Kirchliche Historiographie zwischen Wissenschaft und religiöser Sinnstiftung
David Cranz (1723–1777) als Geschichtsschreiber der Erneuerten Brüderunität
Matthias Noller
Um die Mitte des 18. Jahrhunderts vollzog sich die Autonomisierung der Historie gegenüber biblizistischen Konzeptionen und heilsgeschichtlichen Schemata. Damit war ein Strukturwandel der protestantischen Kirchengeschichtsschreibung hin zur Verwissenschaftlichung verbunden, der dieser ehemals theologischen Disziplin ein neues Selbstverständnis verlieh. Gleichwohl wurde die kirchliche Historiografie auch weiterhin in den Dienst der Vermittlung von Geschichtsbewusstsein und historisch fundierter Identitätsbildung von Glaubensgemeinschaften gestellt. In diesem Spannungsfeld entstanden die Schriften von David Cranz (1723–1777), einem einflussreichen Theologen, Publizisten und Kirchengeschichtsschreiber der Erneuerten Brüderunität. Die aus dem Pietismus hervorgegangene Freikirche hatte ihr Zentrum im oberlausitzischen Herrnhut. Zu den historiografischen Hauptwerken von Cranz, der lange Zeit als Sekretär Nikolaus Ludwig von Zinzendorfs tätig war und so Einblick in wichtige Entscheidungen der Kirchenleitung hatte, zählen die Geschichte der Mission der Brüdergemeine in Grönland sowie eine Überblicksdarstellung zur Genese dieser Religionsgemeinschaft. Beide Werke wurden europaweit rezipiert, übersetzt und wiederholt nachgedruckt.

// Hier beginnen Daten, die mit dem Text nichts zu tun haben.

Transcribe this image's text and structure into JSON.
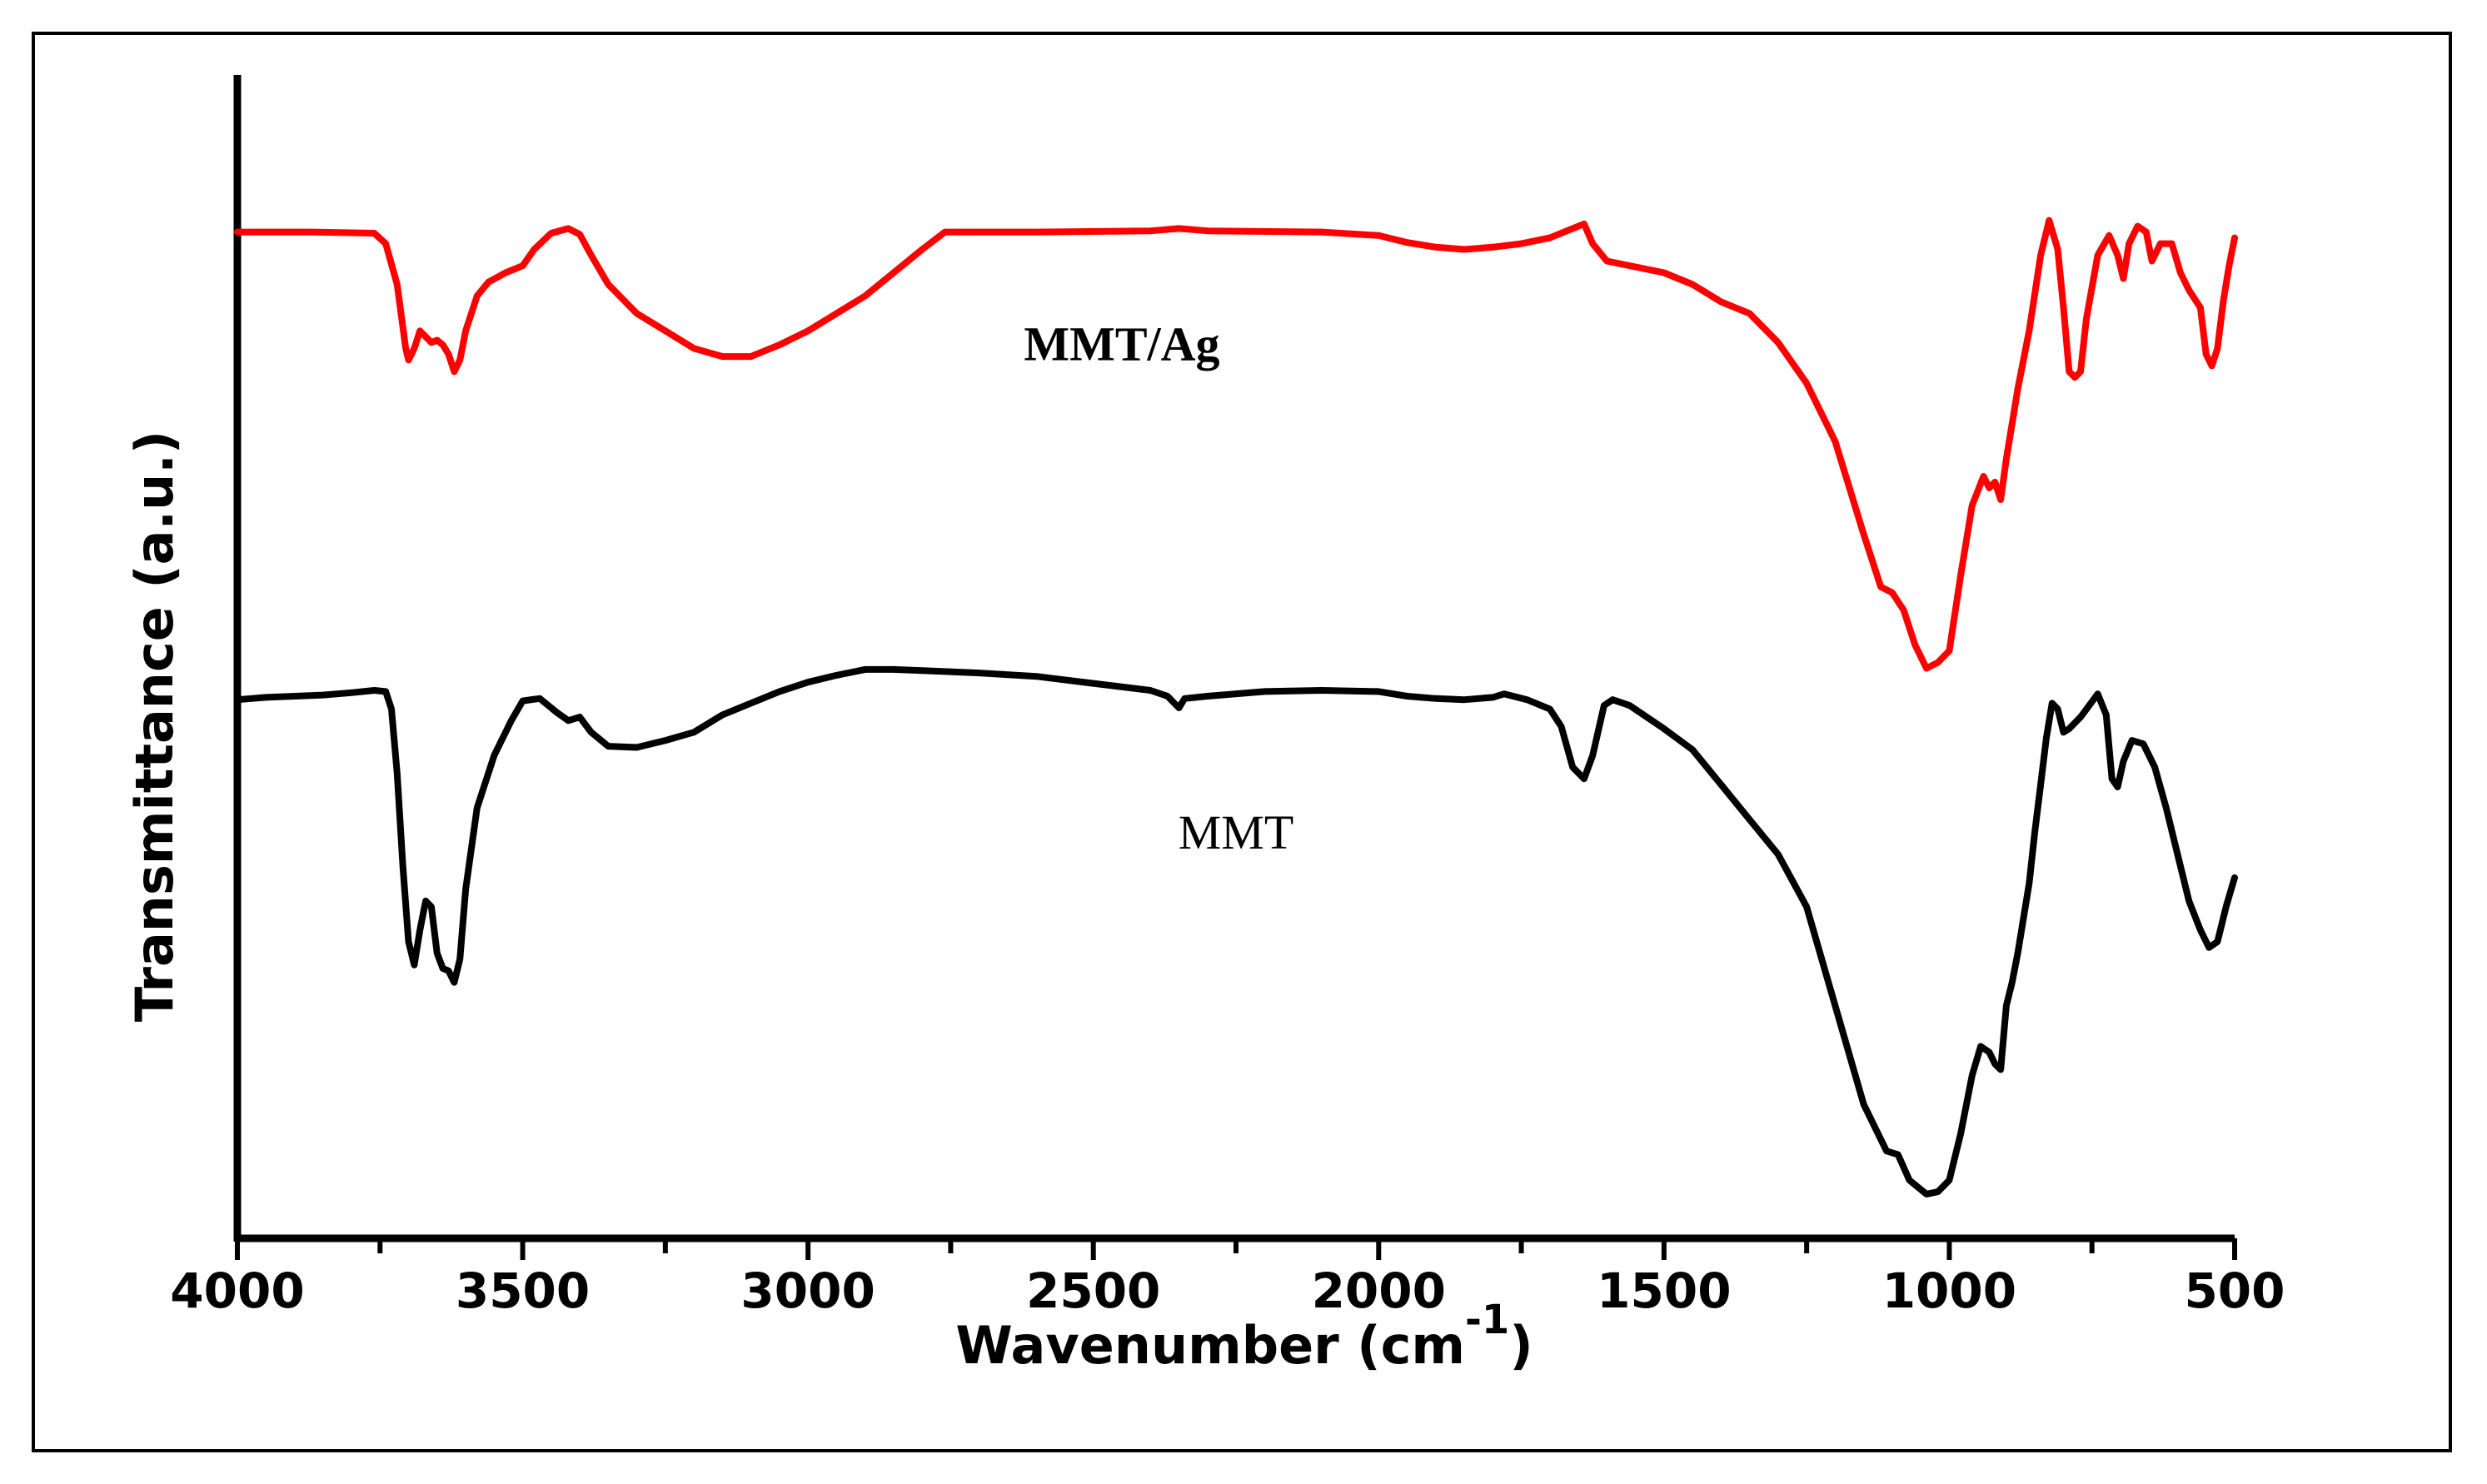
{
  "chart_data": {
    "type": "line",
    "title": "",
    "xlabel": "Wavenumber (cm",
    "xlabel_sup": "-1",
    "xlabel_close": ")",
    "ylabel": "Transmittance (a.u.)",
    "xlim": [
      4000,
      500
    ],
    "x_reversed": true,
    "ylim": [
      0,
      100
    ],
    "y_ticks_shown": false,
    "grid": false,
    "x_ticks": [
      4000,
      3500,
      3000,
      2500,
      2000,
      1500,
      1000,
      500
    ],
    "x_tick_labels": [
      "4000",
      "3500",
      "3000",
      "2500",
      "2000",
      "1500",
      "1000",
      "500"
    ],
    "series": [
      {
        "name": "MMT/Ag",
        "color": "#ff0000",
        "label": "MMT/Ag",
        "label_bold": true,
        "label_at": [
          2450,
          75.5
        ],
        "points": [
          [
            4000,
            86.5
          ],
          [
            3870,
            86.5
          ],
          [
            3760,
            86.4
          ],
          [
            3740,
            85.5
          ],
          [
            3720,
            82
          ],
          [
            3705,
            76.5
          ],
          [
            3700,
            75.5
          ],
          [
            3690,
            76.5
          ],
          [
            3680,
            78
          ],
          [
            3670,
            77.5
          ],
          [
            3660,
            77
          ],
          [
            3650,
            77.2
          ],
          [
            3640,
            76.8
          ],
          [
            3630,
            76
          ],
          [
            3620,
            74.5
          ],
          [
            3610,
            75.5
          ],
          [
            3600,
            78
          ],
          [
            3580,
            81
          ],
          [
            3560,
            82.2
          ],
          [
            3530,
            83
          ],
          [
            3500,
            83.6
          ],
          [
            3480,
            85
          ],
          [
            3450,
            86.4
          ],
          [
            3420,
            86.8
          ],
          [
            3400,
            86.3
          ],
          [
            3380,
            84.5
          ],
          [
            3350,
            82
          ],
          [
            3300,
            79.5
          ],
          [
            3250,
            78
          ],
          [
            3200,
            76.5
          ],
          [
            3150,
            75.8
          ],
          [
            3100,
            75.8
          ],
          [
            3050,
            76.8
          ],
          [
            3000,
            78
          ],
          [
            2950,
            79.5
          ],
          [
            2900,
            81
          ],
          [
            2850,
            83
          ],
          [
            2800,
            85
          ],
          [
            2760,
            86.5
          ],
          [
            2600,
            86.5
          ],
          [
            2400,
            86.6
          ],
          [
            2350,
            86.8
          ],
          [
            2300,
            86.6
          ],
          [
            2100,
            86.5
          ],
          [
            2000,
            86.2
          ],
          [
            1950,
            85.6
          ],
          [
            1900,
            85.2
          ],
          [
            1850,
            85.0
          ],
          [
            1800,
            85.2
          ],
          [
            1750,
            85.5
          ],
          [
            1700,
            86.0
          ],
          [
            1660,
            86.8
          ],
          [
            1640,
            87.2
          ],
          [
            1625,
            85.5
          ],
          [
            1600,
            84
          ],
          [
            1550,
            83.5
          ],
          [
            1500,
            83
          ],
          [
            1450,
            82
          ],
          [
            1400,
            80.5
          ],
          [
            1350,
            79.5
          ],
          [
            1300,
            77
          ],
          [
            1250,
            73.5
          ],
          [
            1200,
            68.5
          ],
          [
            1150,
            60.5
          ],
          [
            1120,
            56
          ],
          [
            1100,
            55.5
          ],
          [
            1080,
            54
          ],
          [
            1060,
            51
          ],
          [
            1040,
            49
          ],
          [
            1020,
            49.5
          ],
          [
            1000,
            50.5
          ],
          [
            980,
            57
          ],
          [
            960,
            63
          ],
          [
            940,
            65.5
          ],
          [
            930,
            64.5
          ],
          [
            920,
            65
          ],
          [
            910,
            63.5
          ],
          [
            900,
            67
          ],
          [
            880,
            73
          ],
          [
            860,
            78
          ],
          [
            840,
            84.5
          ],
          [
            825,
            87.5
          ],
          [
            810,
            85
          ],
          [
            800,
            80
          ],
          [
            790,
            74.5
          ],
          [
            780,
            74
          ],
          [
            770,
            74.5
          ],
          [
            760,
            79
          ],
          [
            740,
            84.5
          ],
          [
            720,
            86.2
          ],
          [
            705,
            84.5
          ],
          [
            695,
            82.5
          ],
          [
            685,
            85.5
          ],
          [
            670,
            87
          ],
          [
            655,
            86.5
          ],
          [
            645,
            84
          ],
          [
            630,
            85.5
          ],
          [
            610,
            85.5
          ],
          [
            595,
            83
          ],
          [
            580,
            81.5
          ],
          [
            560,
            80
          ],
          [
            550,
            76
          ],
          [
            540,
            75
          ],
          [
            530,
            76.5
          ],
          [
            520,
            80.5
          ],
          [
            510,
            83.5
          ],
          [
            500,
            86
          ]
        ]
      },
      {
        "name": "MMT",
        "color": "#000000",
        "label": "MMT",
        "label_bold": false,
        "label_at": [
          2250,
          33.5
        ],
        "points": [
          [
            4000,
            46.3
          ],
          [
            3950,
            46.5
          ],
          [
            3850,
            46.7
          ],
          [
            3800,
            46.9
          ],
          [
            3760,
            47.1
          ],
          [
            3740,
            47
          ],
          [
            3730,
            45.5
          ],
          [
            3720,
            40
          ],
          [
            3710,
            32
          ],
          [
            3700,
            25.5
          ],
          [
            3690,
            23.5
          ],
          [
            3680,
            26.5
          ],
          [
            3670,
            29
          ],
          [
            3660,
            28.5
          ],
          [
            3650,
            24.5
          ],
          [
            3640,
            23.2
          ],
          [
            3630,
            23
          ],
          [
            3620,
            22
          ],
          [
            3610,
            24
          ],
          [
            3600,
            30
          ],
          [
            3580,
            37
          ],
          [
            3550,
            41.5
          ],
          [
            3520,
            44.5
          ],
          [
            3500,
            46.2
          ],
          [
            3470,
            46.4
          ],
          [
            3440,
            45.2
          ],
          [
            3420,
            44.5
          ],
          [
            3400,
            44.8
          ],
          [
            3380,
            43.5
          ],
          [
            3350,
            42.3
          ],
          [
            3300,
            42.2
          ],
          [
            3250,
            42.8
          ],
          [
            3200,
            43.5
          ],
          [
            3150,
            45
          ],
          [
            3100,
            46
          ],
          [
            3050,
            47
          ],
          [
            3000,
            47.8
          ],
          [
            2950,
            48.4
          ],
          [
            2900,
            48.9
          ],
          [
            2850,
            48.9
          ],
          [
            2800,
            48.8
          ],
          [
            2700,
            48.6
          ],
          [
            2600,
            48.3
          ],
          [
            2500,
            47.7
          ],
          [
            2400,
            47.1
          ],
          [
            2370,
            46.6
          ],
          [
            2360,
            46.1
          ],
          [
            2350,
            45.6
          ],
          [
            2340,
            46.4
          ],
          [
            2300,
            46.6
          ],
          [
            2200,
            47
          ],
          [
            2100,
            47.1
          ],
          [
            2000,
            47
          ],
          [
            1950,
            46.6
          ],
          [
            1900,
            46.4
          ],
          [
            1850,
            46.3
          ],
          [
            1800,
            46.5
          ],
          [
            1780,
            46.8
          ],
          [
            1740,
            46.3
          ],
          [
            1700,
            45.5
          ],
          [
            1680,
            44
          ],
          [
            1660,
            40.5
          ],
          [
            1640,
            39.5
          ],
          [
            1625,
            41.5
          ],
          [
            1605,
            45.8
          ],
          [
            1590,
            46.3
          ],
          [
            1560,
            45.8
          ],
          [
            1500,
            43.8
          ],
          [
            1450,
            42
          ],
          [
            1400,
            39
          ],
          [
            1350,
            36
          ],
          [
            1300,
            33
          ],
          [
            1250,
            28.5
          ],
          [
            1200,
            20
          ],
          [
            1150,
            11.5
          ],
          [
            1110,
            7.5
          ],
          [
            1090,
            7.2
          ],
          [
            1070,
            5
          ],
          [
            1040,
            3.8
          ],
          [
            1020,
            4
          ],
          [
            1000,
            5
          ],
          [
            980,
            9
          ],
          [
            960,
            14
          ],
          [
            945,
            16.5
          ],
          [
            930,
            16
          ],
          [
            920,
            15
          ],
          [
            910,
            14.5
          ],
          [
            900,
            20
          ],
          [
            890,
            22
          ],
          [
            880,
            24.5
          ],
          [
            860,
            30.5
          ],
          [
            850,
            35
          ],
          [
            840,
            39
          ],
          [
            830,
            43
          ],
          [
            820,
            46
          ],
          [
            810,
            45.5
          ],
          [
            800,
            43.5
          ],
          [
            790,
            43.8
          ],
          [
            770,
            44.8
          ],
          [
            755,
            45.8
          ],
          [
            740,
            46.8
          ],
          [
            725,
            45
          ],
          [
            715,
            39.5
          ],
          [
            705,
            38.8
          ],
          [
            695,
            41
          ],
          [
            680,
            42.8
          ],
          [
            660,
            42.5
          ],
          [
            640,
            40.5
          ],
          [
            620,
            37
          ],
          [
            600,
            33
          ],
          [
            580,
            29
          ],
          [
            560,
            26.5
          ],
          [
            545,
            25
          ],
          [
            530,
            25.5
          ],
          [
            515,
            28.5
          ],
          [
            500,
            31
          ]
        ]
      }
    ]
  }
}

Die auf einer eingehenden Interpretation dieser Schriften basierende Studie erklärt die grundsätzlichen Funktionsmechanismen protestantischer Kirchengeschichtsschreibung zwischen Verwissenschaftlichung und religiöser Sinnstiftung. Besondere Aufmerksamkeit gilt der Verflechtung von theologischem und geschichtlichem Erkenntnisinteresse. Leben und Werk eines renommierten, bio-bibliografisch bisher weitgehend vernachlässigten evangelischen Gelehrten des Aufklärungszeitalters werden damit erstmals thematisiert und auf breiter Quellenbasis analysiert.